Hooray for Local Food!

 

This beautiful bounty is my first order purchased from the Oklahoma Food Coop, which I've recently joined. It includes farm fresh eggs, grass-fed ground beef, grass-fed Italian pork sausages, bulk pork neck bones (awesome for saucemaking), super-healthy yogurt cheese, local organic honey, fresh organic radicchio, and a beautiful 25lb pail of local, organic whole wheat flour. I also ordered 36 strawberry, 26 tomato, and 20 pepper LIVE PLANTS, but those we won't pick up until March or April. 

As you may remember from my post about the movie "Food, Inc." I was pretty grossed out by the things I learned about the food industry in this country and started investigating other options for feeding my family. The Oklahoma Food Coop delivers in my area, and connects dozens of organic and certified naturally grown producers in our state, many of whom practice the humane techniques for growing livestock discussed in the movie. I already prefer to batch cook meals to save time, and so with a little extra planning, I could buy fresh, local, HEALTHY ingredients, spend a day cooking, and then be good to go for the month and know exactly what was in the food I fed to my family. 

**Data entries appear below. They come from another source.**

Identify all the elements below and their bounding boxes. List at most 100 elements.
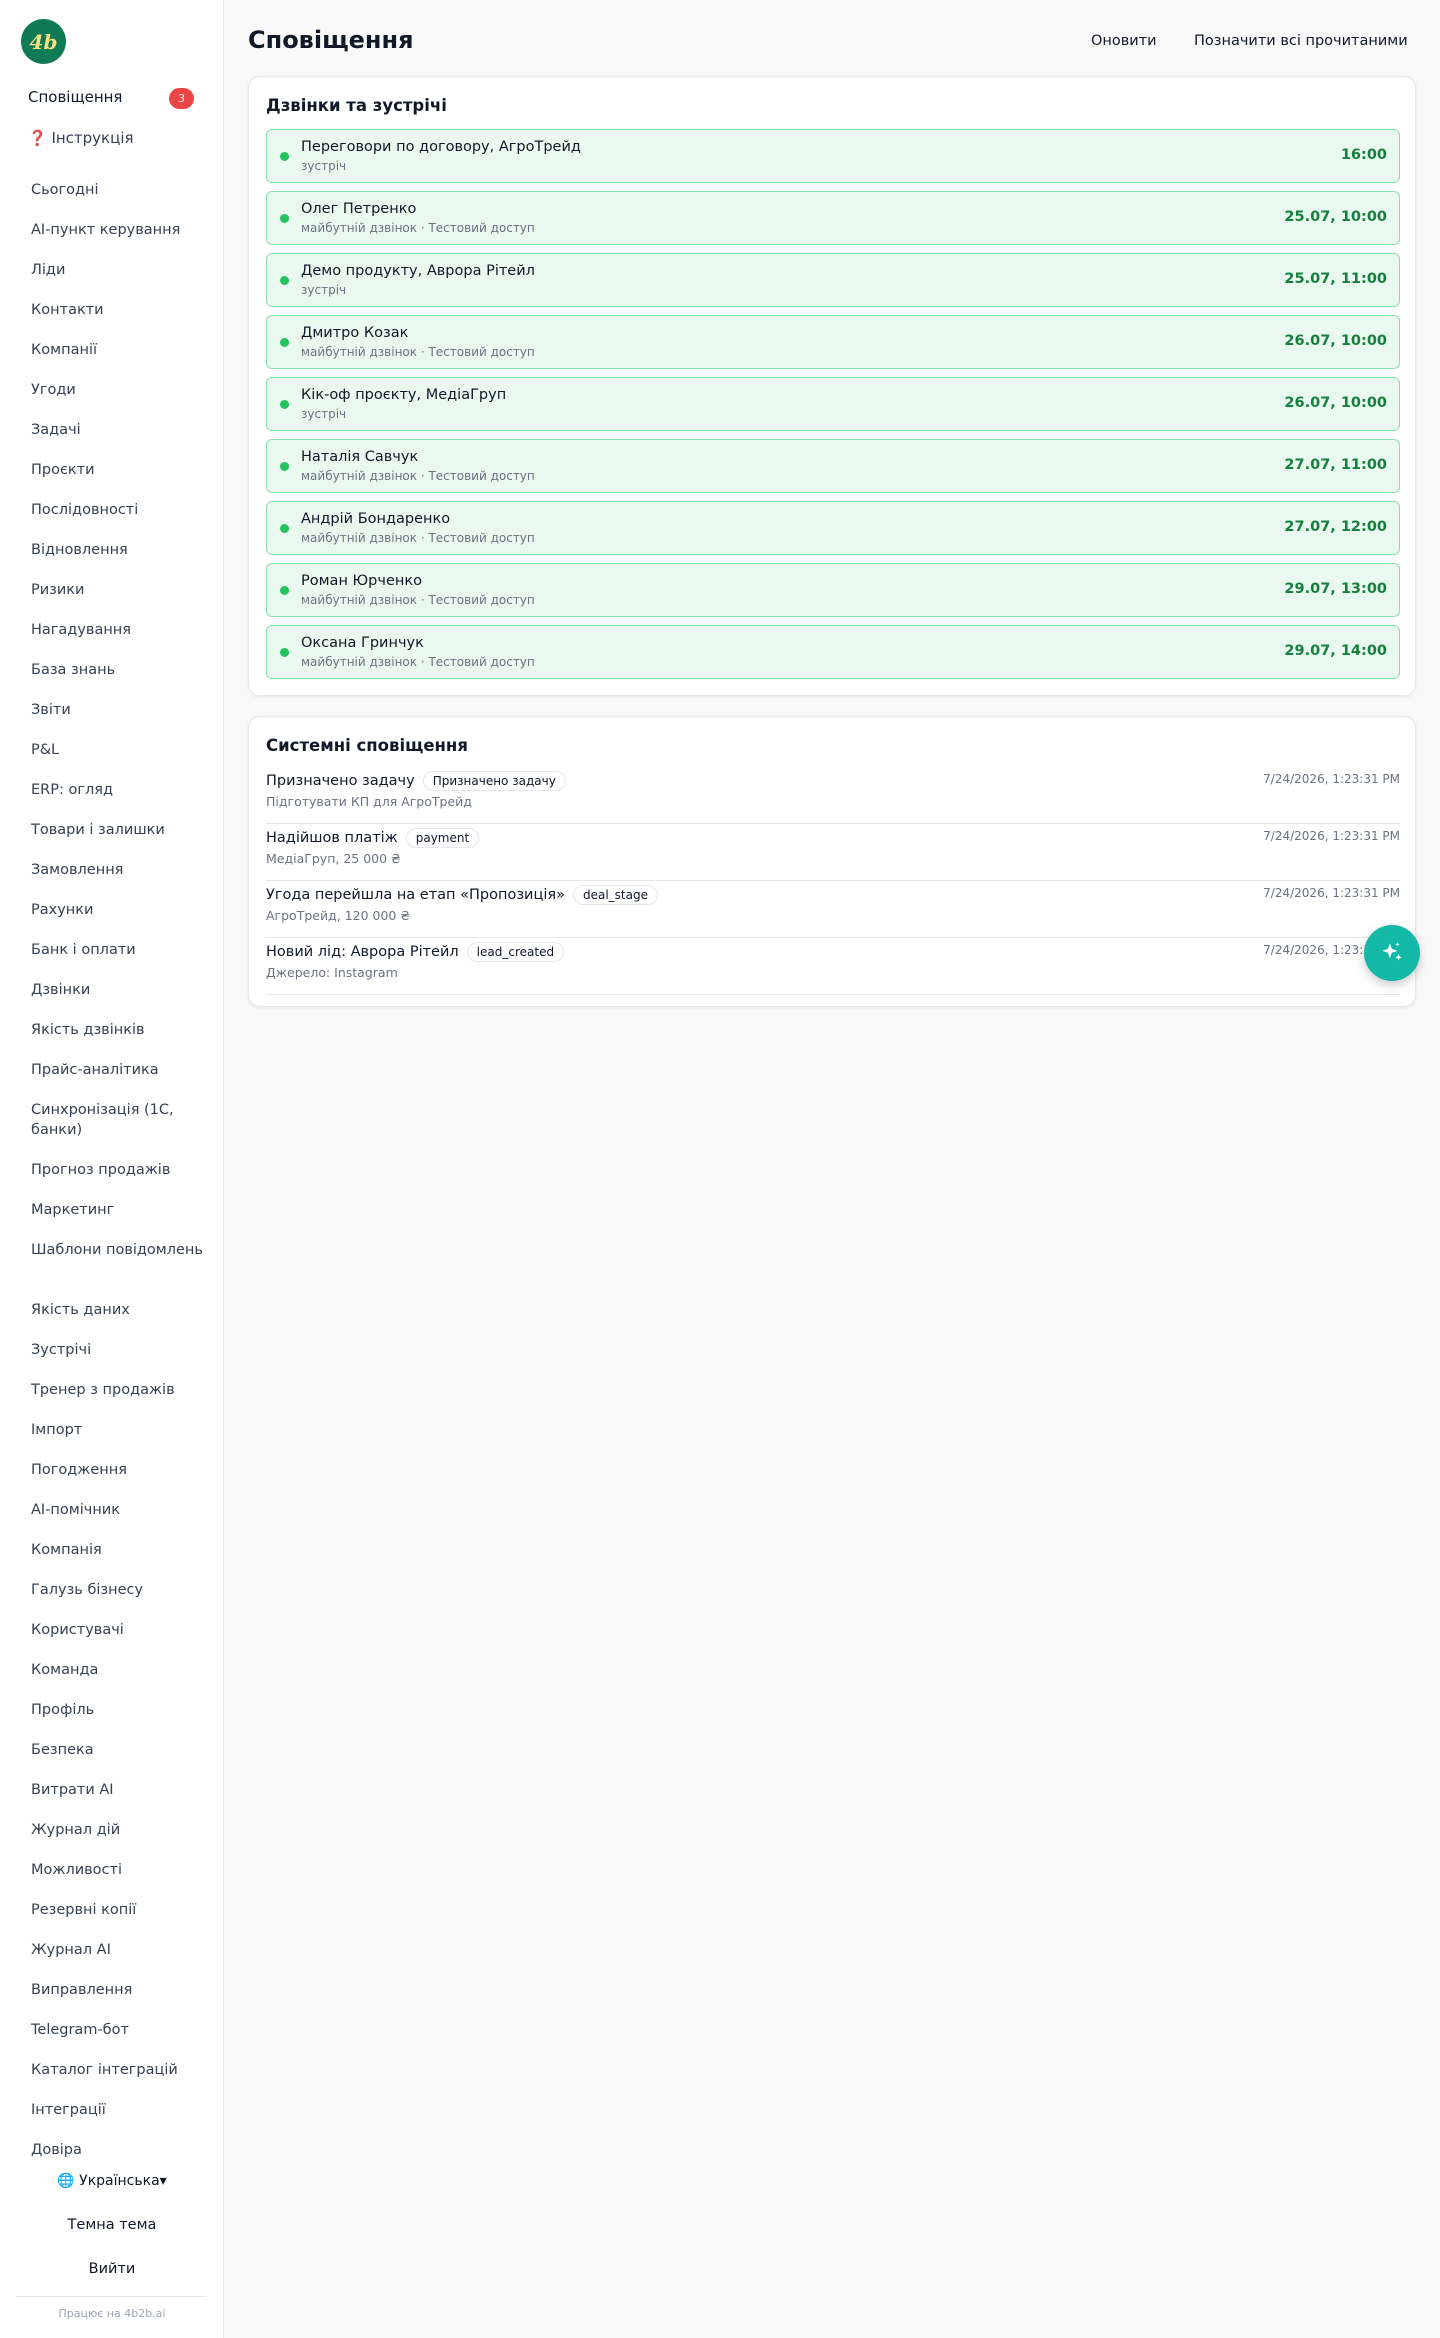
notification-title: Новий лід: Аврора Рітейл [266, 944, 459, 960]
sidebar-item[interactable]: Компанія [31, 1530, 211, 1570]
call-time: 26.07, 10:00 [1284, 395, 1387, 411]
sidebar-item[interactable]: Виправлення [31, 1970, 211, 2010]
sidebar-item[interactable]: База знань [31, 650, 211, 690]
sidebar-item[interactable]: Каталог інтеграцій [31, 2050, 211, 2090]
sidebar-item[interactable]: Якість даних [31, 1290, 211, 1330]
app-logo[interactable]: 4b [21, 19, 66, 64]
language-select[interactable]: 🌐 Українська▾ [0, 2173, 224, 2189]
powered-by: Працює на 4b2b.ai [58, 2307, 166, 2320]
sidebar-item[interactable]: Ризики [31, 570, 211, 610]
sidebar: 4b Сповіщення 3 ❓ Інструкція Сьогодні AI-… [0, 0, 224, 2338]
notification-timestamp: 7/24/2026, 1:23:31 PM [1263, 829, 1400, 843]
logout-button[interactable]: Вийти [0, 2261, 224, 2277]
notification-detail: Підготувати КП для АгроТрейд [266, 794, 472, 809]
sidebar-item[interactable]: Послідовності [31, 490, 211, 530]
sidebar-item[interactable]: Банк і оплати [31, 930, 211, 970]
sidebar-item[interactable]: Користувачі [31, 1610, 211, 1650]
system-notification[interactable]: Призначено задачу Призначено задачу Підгот… [266, 767, 1400, 824]
sidebar-item[interactable]: Журнал AI [31, 1930, 211, 1970]
sidebar-item[interactable]: Тренер з продажів [31, 1370, 211, 1410]
sidebar-item[interactable]: Рахунки [31, 890, 211, 930]
call-item[interactable]: Демо продукту, Аврора Рітейл зустріч 25.07… [266, 253, 1400, 307]
sidebar-item[interactable]: Галузь бізнесу [31, 1570, 211, 1610]
sidebar-item[interactable]: Погодження [31, 1450, 211, 1490]
call-title: Роман Юрченко [301, 573, 422, 589]
sidebar-item[interactable]: Задачі [31, 410, 211, 450]
sidebar-item[interactable]: Прогноз продажів [31, 1150, 211, 1190]
call-item[interactable]: Дмитро Козак майбутній дзвінок · Тестовий… [266, 315, 1400, 369]
call-title: Демо продукту, Аврора Рітейл [301, 263, 535, 279]
sidebar-item[interactable]: Синхронізація (1С, банки) [31, 1090, 211, 1150]
sidebar-item[interactable]: Товари і залишки [31, 810, 211, 850]
call-subtitle: майбутній дзвінок · Тестовий доступ [301, 593, 535, 607]
system-card-title: Системні сповіщення [266, 736, 468, 755]
sidebar-item[interactable]: Маркетинг [31, 1190, 211, 1230]
call-time: 29.07, 14:00 [1284, 643, 1387, 659]
sidebar-item[interactable]: Зустрічі [31, 1330, 211, 1370]
sidebar-item[interactable]: Безпека [31, 1730, 211, 1770]
sidebar-item-notifications[interactable]: Сповіщення [28, 88, 122, 106]
sidebar-item[interactable]: Угоди [31, 370, 211, 410]
sidebar-item[interactable]: Якість дзвінків [31, 1010, 211, 1050]
sidebar-item[interactable]: Довіра [31, 2130, 211, 2170]
sidebar-item[interactable]: AI-помічник [31, 1490, 211, 1530]
notification-timestamp: 7/24/2026, 1:23:31 PM [1263, 886, 1400, 900]
calls-card-title: Дзвінки та зустрічі [266, 96, 447, 115]
call-item[interactable]: Роман Юрченко майбутній дзвінок · Тестови… [266, 563, 1400, 617]
call-item[interactable]: Наталія Савчук майбутній дзвінок · Тестов… [266, 439, 1400, 493]
sidebar-item[interactable]: Дзвінки [31, 970, 211, 1010]
sidebar-item[interactable]: Можливості [31, 1850, 211, 1890]
sidebar-item[interactable]: Імпорт [31, 1410, 211, 1450]
sidebar-item[interactable]: Ліди [31, 250, 211, 290]
sidebar-item[interactable]: P&L [31, 730, 211, 770]
status-dot-icon [280, 338, 289, 347]
call-subtitle: майбутній дзвінок · Тестовий доступ [301, 345, 535, 359]
system-notifications-card: Системні сповіщення Призначено задачу При… [248, 716, 1416, 1007]
system-notification[interactable]: Надійшов платіж payment МедіаГруп, 25 000 … [266, 824, 1400, 881]
sidebar-item[interactable]: Команда [31, 1650, 211, 1690]
sidebar-item[interactable]: Інтеграції [31, 2090, 211, 2130]
call-item[interactable]: Оксана Гринчук майбутній дзвінок · Тестов… [266, 625, 1400, 679]
mark-all-read-button[interactable]: Позначити всі прочитаними [1194, 33, 1408, 49]
sidebar-item[interactable]: Прайс-аналітика [31, 1050, 211, 1090]
notification-title-row: Новий лід: Аврора Рітейл lead_created [266, 942, 565, 962]
status-dot-icon [280, 214, 289, 223]
sidebar-item[interactable]: Telegram-бот [31, 2010, 211, 2050]
sidebar-item[interactable]: Звіти [31, 690, 211, 730]
call-item[interactable]: Андрій Бондаренко майбутній дзвінок · Тес… [266, 501, 1400, 555]
sidebar-item[interactable]: Компанії [31, 330, 211, 370]
call-item[interactable]: Олег Петренко майбутній дзвінок · Тестови… [266, 191, 1400, 245]
system-notification[interactable]: Угода перейшла на етап «Пропозиція» deal_… [266, 881, 1400, 938]
sidebar-item[interactable]: Нагадування [31, 610, 211, 650]
sidebar-item[interactable]: Сьогодні [31, 170, 211, 210]
ai-assistant-button[interactable] [1364, 925, 1420, 981]
refresh-button[interactable]: Оновити [1091, 33, 1157, 49]
notifications-count-badge: 3 [169, 88, 194, 109]
sidebar-item[interactable]: Журнал дій [31, 1810, 211, 1850]
call-subtitle: зустріч [301, 283, 347, 297]
dark-theme-button[interactable]: Темна тема [0, 2217, 224, 2233]
sidebar-item[interactable]: Шаблони повідомлень [31, 1230, 211, 1290]
notification-title-row: Призначено задачу Призначено задачу [266, 771, 566, 791]
call-item[interactable]: Переговори по договору, АгроТрейд зустріч… [266, 129, 1400, 183]
sidebar-item[interactable]: AI-пункт керування [31, 210, 211, 250]
call-time: 16:00 [1340, 147, 1387, 163]
sidebar-item-help[interactable]: ❓ Інструкція [28, 129, 134, 147]
sidebar-item[interactable]: Замовлення [31, 850, 211, 890]
call-subtitle: майбутній дзвінок · Тестовий доступ [301, 655, 535, 669]
sidebar-item[interactable]: ERP: огляд [31, 770, 211, 810]
sidebar-item[interactable]: Контакти [31, 290, 211, 330]
call-item[interactable]: Кік-оф проєкту, МедіаГруп зустріч 26.07, 1… [266, 377, 1400, 431]
notification-title-row: Надійшов платіж payment [266, 828, 480, 848]
sidebar-divider [16, 2296, 207, 2297]
call-title: Кік-оф проєкту, МедіаГруп [301, 387, 507, 403]
notification-detail: АгроТрейд, 120 000 ₴ [266, 908, 411, 923]
sidebar-item[interactable]: Резервні копії [31, 1890, 211, 1930]
call-subtitle: майбутній дзвінок · Тестовий доступ [301, 221, 535, 235]
sidebar-item[interactable]: Витрати AI [31, 1770, 211, 1810]
sidebar-item[interactable]: Відновлення [31, 530, 211, 570]
sidebar-item[interactable]: Проєкти [31, 450, 211, 490]
system-notification[interactable]: Новий лід: Аврора Рітейл lead_created Джер… [266, 938, 1400, 995]
sidebar-item[interactable]: Профіль [31, 1690, 211, 1730]
call-time: 25.07, 10:00 [1284, 209, 1387, 225]
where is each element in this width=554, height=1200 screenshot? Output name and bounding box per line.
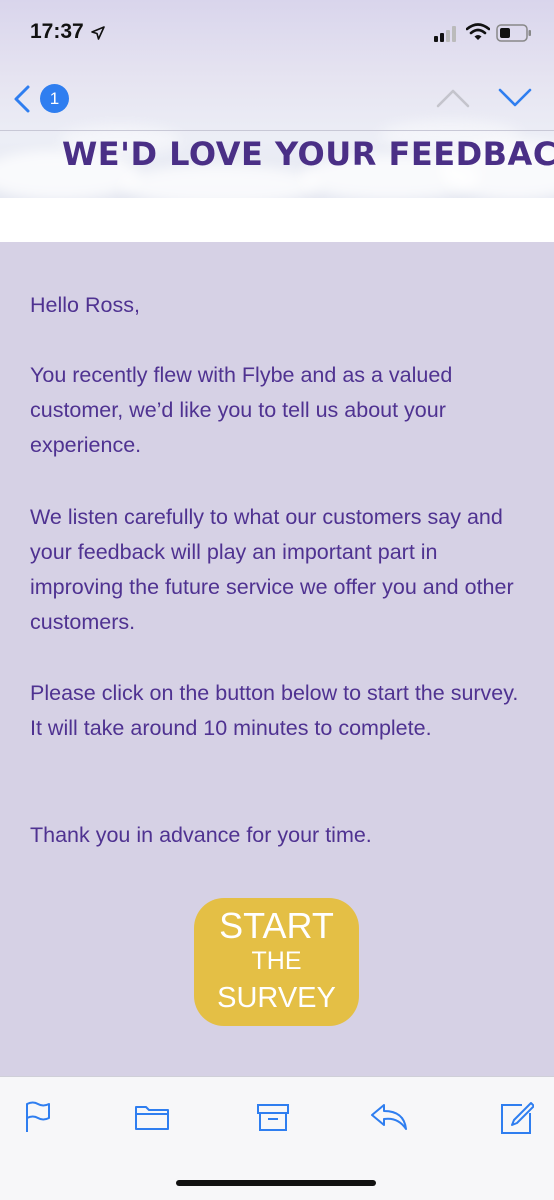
battery-icon [496, 24, 532, 47]
mail-screen: 17:37 1 WE'D LOVE YOUR FEEDBACK Hello Ro… [0, 0, 554, 1200]
reply-icon[interactable] [370, 1101, 410, 1138]
body-paragraph: We listen carefully to what our customer… [30, 505, 514, 634]
status-bar: 17:37 [0, 0, 554, 64]
closing-text: Thank you in advance for your time. [30, 823, 372, 847]
unread-count-badge: 1 [40, 84, 69, 113]
body-paragraph: You recently flew with Flybe and as a va… [30, 363, 453, 457]
compose-icon[interactable] [500, 1101, 535, 1140]
home-indicator[interactable] [176, 1180, 376, 1186]
cta-line-3: SURVEY [217, 982, 336, 1014]
cellular-signal-icon [434, 26, 460, 47]
cta-line-2: THE [251, 947, 302, 975]
location-arrow-icon [91, 26, 105, 45]
back-button[interactable]: 1 [12, 84, 72, 116]
start-survey-button[interactable]: START THE SURVEY [194, 898, 359, 1026]
previous-message-icon[interactable] [436, 88, 470, 113]
next-message-icon[interactable] [498, 88, 532, 113]
folder-icon[interactable] [134, 1101, 170, 1138]
body-paragraph: Please click on the button below to star… [30, 681, 519, 740]
banner-spacer [0, 198, 554, 242]
back-chevron-icon [12, 84, 32, 119]
banner-title: WE'D LOVE YOUR FEEDBACK [62, 135, 554, 173]
status-time: 17:37 [30, 20, 84, 43]
wifi-icon [465, 23, 491, 46]
cta-line-1: START [219, 905, 334, 946]
mail-nav-bar: 1 [0, 64, 554, 131]
greeting-text: Hello Ross, [30, 293, 140, 317]
archive-icon[interactable] [256, 1101, 290, 1138]
flag-icon[interactable] [24, 1101, 52, 1138]
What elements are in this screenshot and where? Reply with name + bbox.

This resolution also coincides with the March Challenge posted on Not Dabbling in Normal in which readers are being encouraged to try to avoid commercially processed foods for the entire month. For many of us, that will more likely mean cutting out as much as we can. I've already taken steps to make more basic staple foods from scratch, like our bread, and I'm planning to tackle pasta next month. With the meats pictured above, I plan to make a large batch of marinara sauce (from my grandmother's recipe) and meatballs. The sauce will be used for spaghetti, pizza, and lasagna that I'll be making next month. The wheat and honey will be used for our daily bread, which I make about twice a week. Once we start harvesting greens, dinner salads will be a big staple, too. I whipped this up last night:


 
Chicken salad with the local radicchio and hard-boiled eggs, and a homemade honey mustard vinaigrette. The chicken, while not locally raised, WAS humanely raised cage-free organically and I bought it at WALMART of all places, for the same price as the commercial stuff.  

Check out Local Harvest.org for sources of local foods in YOUR area, and give responsible eating a try. Supporting local business, eating more nutritious, better-tasting foods, being good to the environment...what's not to like?